Mr. Ellis said key factors for rates are the insured’s loss history, exposure, modeling and discounts previously received during the soft market.
“Those that received the biggest soft market discount will see the largest increase,” he said, adding that the increases could range from 10-to-15 percent or higher.
His comments came during the insurance broker’s monthly “New Reality of Risk” online seminar, during a session titled “Natural Disaster Risk Management–Current Issues For Hurricane, Flood And Earthquake Perils.”
Mr. Ellis said the overall property- catastrophe market is going through “dramatic transition” as prices rise and capacity in reduced. Other factors affecting property cat pricing are increased reinsurance costs, lack of capital market support, rating agency scrutiny and changes in catastrophe modeling that are affecting capacity availability, he explained.
Earlier this year, capacity was available, but “for some there was a struggle to achieve capacity at what would be considered an economic price”–a price acceptable to both buyer and insurer.
Generally, catastrophe renewals in the first quarter of 2009 came in at flat to up 10 percent. The second quarter is expected to be higher because of diminished capacity and the onset of the hurricane season, Mr. Ellis said.
To combat these issues, Marsh, a subsidiary of New York-based Marsh & McLennan Companies, is marketing accounts to a wide array of players as it seeks layers to cover the risk, he said. One strategy to control pricing is to work with the lower layer insurers, which he indicated could reduce the overall cost of the insurance placements.
For non-catastrophe property risks the market will remain extremely competitive, he noted, because insurers want these risks to balance out their portfolios.
Catastrophe modeling remains the key driver for the p-c marketplace, with rating agencies relying on them heavily for their analysis, Mr. Ellis said.
Insurers, he explained, are trying to “get pricing back in line with modeling,” and some insurers are pursuing price increases regardless of changes made to the models because of the soft market pressures on their earnings. He added that the models, which will incorporate lessons learned from last year’s Hurricane Ike, may not differ that dramatically from the current ones.

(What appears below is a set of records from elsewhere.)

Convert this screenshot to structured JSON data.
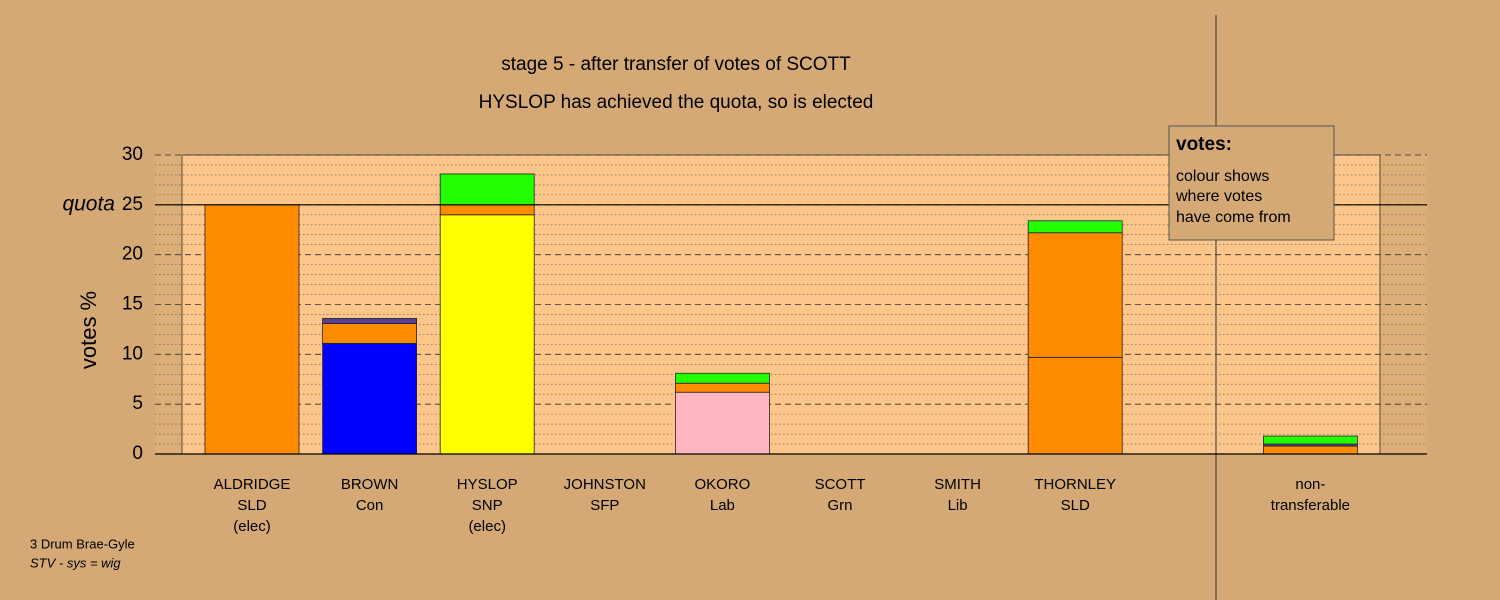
{
  "chart_data": {
    "type": "stacked-bar",
    "title": "stage 5 - after transfer of votes of SCOTT",
    "subtitle": "HYSLOP has achieved the quota, so is elected",
    "y_label": "votes %",
    "categories": [
      [
        "ALDRIDGE",
        "SLD",
        "(elec)"
      ],
      [
        "BROWN",
        "Con"
      ],
      [
        "HYSLOP",
        "SNP",
        "(elec)"
      ],
      [
        "JOHNSTON",
        "SFP"
      ],
      [
        "OKORO",
        "Lab"
      ],
      [
        "SCOTT",
        "Grn"
      ],
      [
        "SMITH",
        "Lib"
      ],
      [
        "THORNLEY",
        "SLD"
      ],
      null,
      [
        "non-",
        "transferable"
      ]
    ],
    "stacks": [
      [
        {
          "value": 25,
          "color": "#ff8c00"
        }
      ],
      [
        {
          "value": 11.1,
          "color": "#0000ff"
        },
        {
          "value": 2.0,
          "color": "#ff8c00"
        },
        {
          "value": 0.5,
          "color": "#5a3c9a"
        }
      ],
      [
        {
          "value": 24.0,
          "color": "#ffff00"
        },
        {
          "value": 1.0,
          "color": "#ff8c00"
        },
        {
          "value": 3.1,
          "color": "#22ff00"
        }
      ],
      [],
      [
        {
          "value": 6.2,
          "color": "#ffb6c1"
        },
        {
          "value": 0.9,
          "color": "#ff8c00"
        },
        {
          "value": 1.0,
          "color": "#22ff00"
        }
      ],
      [],
      [],
      [
        {
          "value": 9.7,
          "color": "#ff8c00"
        },
        {
          "value": 12.5,
          "color": "#ff8c00"
        },
        {
          "value": 1.2,
          "color": "#22ff00"
        }
      ],
      [],
      [
        {
          "value": 0.8,
          "color": "#ff8c00"
        },
        {
          "value": 0.2,
          "color": "#5a3c9a"
        },
        {
          "value": 0.8,
          "color": "#22ff00"
        }
      ]
    ],
    "ylim": [
      0,
      30
    ],
    "yticks": [
      0,
      5,
      10,
      15,
      20,
      25,
      30
    ],
    "minor_grid_step": 1,
    "grid": true,
    "quota": {
      "value": 25,
      "label": "quota"
    },
    "info_box": {
      "title": "votes:",
      "lines": [
        "colour shows",
        "where votes",
        "have come from"
      ]
    },
    "notes": [
      "3 Drum Brae-Gyle",
      "STV - sys = wig"
    ]
  }
}
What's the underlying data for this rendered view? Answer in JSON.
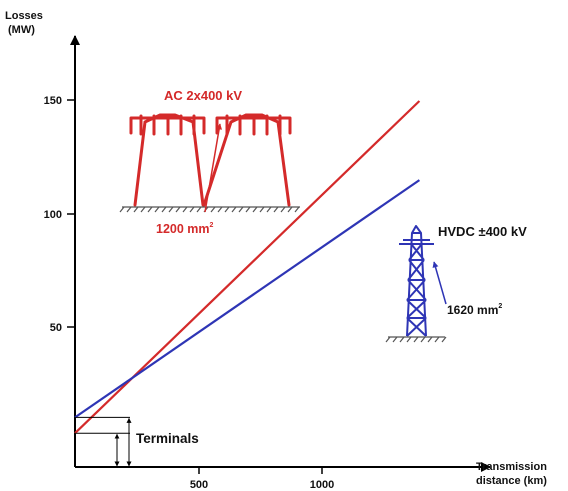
{
  "chart_data": {
    "type": "line",
    "ylabel_lines": [
      "Losses",
      "(MW)"
    ],
    "xlabel_lines": [
      "Transmission",
      "distance (km)"
    ],
    "xlim": [
      0,
      1500
    ],
    "ylim": [
      -10,
      175
    ],
    "x_ticks": [
      500,
      1000
    ],
    "y_ticks": [
      50,
      100,
      150
    ],
    "series": [
      {
        "name": "AC 2x400 kV",
        "color": "#d42a2a",
        "x": [
          0,
          1400
        ],
        "y": [
          3,
          150
        ]
      },
      {
        "name": "HVDC ±400 kV",
        "color": "#2e35b5",
        "x": [
          0,
          1400
        ],
        "y": [
          10,
          115
        ]
      }
    ],
    "annotations": {
      "terminals": "Terminals",
      "ac_label": "AC 2x400 kV",
      "ac_conductor": "1200 mm",
      "hvdc_label": "HVDC ±400 kV",
      "hvdc_conductor": "1620 mm",
      "superscript": "2"
    },
    "terminal_levels": {
      "ac": 3,
      "hvdc": 10
    },
    "colors": {
      "ac": "#d42a2a",
      "hvdc": "#2e35b5",
      "axis": "#000000",
      "ground": "#555555"
    }
  }
}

Separately, a weather forecasting operation and a catastrophe modeling firm delivered forecasts of storm activity last week.
WSI, which issues the GC ForeCat product with MMC’s reinsurance broking unit, Guy Carpenter, said it now predicts that 11 named storms, six hurricanes and two intense hurricanes will develop this year, providing a downward revision of an earlier forecast.
The company said the latest numbers are lower than those in its December forecast, which predicted 13 named storms, seven hurricanes and three intense hurricanes.
Its reduction in the storm prediction is due to cooler sea surface temperatures in the tropical Atlantic Ocean and a fading La Nina event in the eastern Pacific, WSI said.
WSI said its new forecast numbers are relatively close to the long-term average (1950-2008) of 9.8 named storms, six hurricanes and 2.5 intense hurricanes.
Meanwhile, Newark, Calif.-based catastrophe modeler Risk Management Solutions said last year’s severe weather season can be expected to occur every four-to-five years.
Despite what RMS described as an unusual period without a severe season, 2008 was marked as the costliest and deadliest in a decade.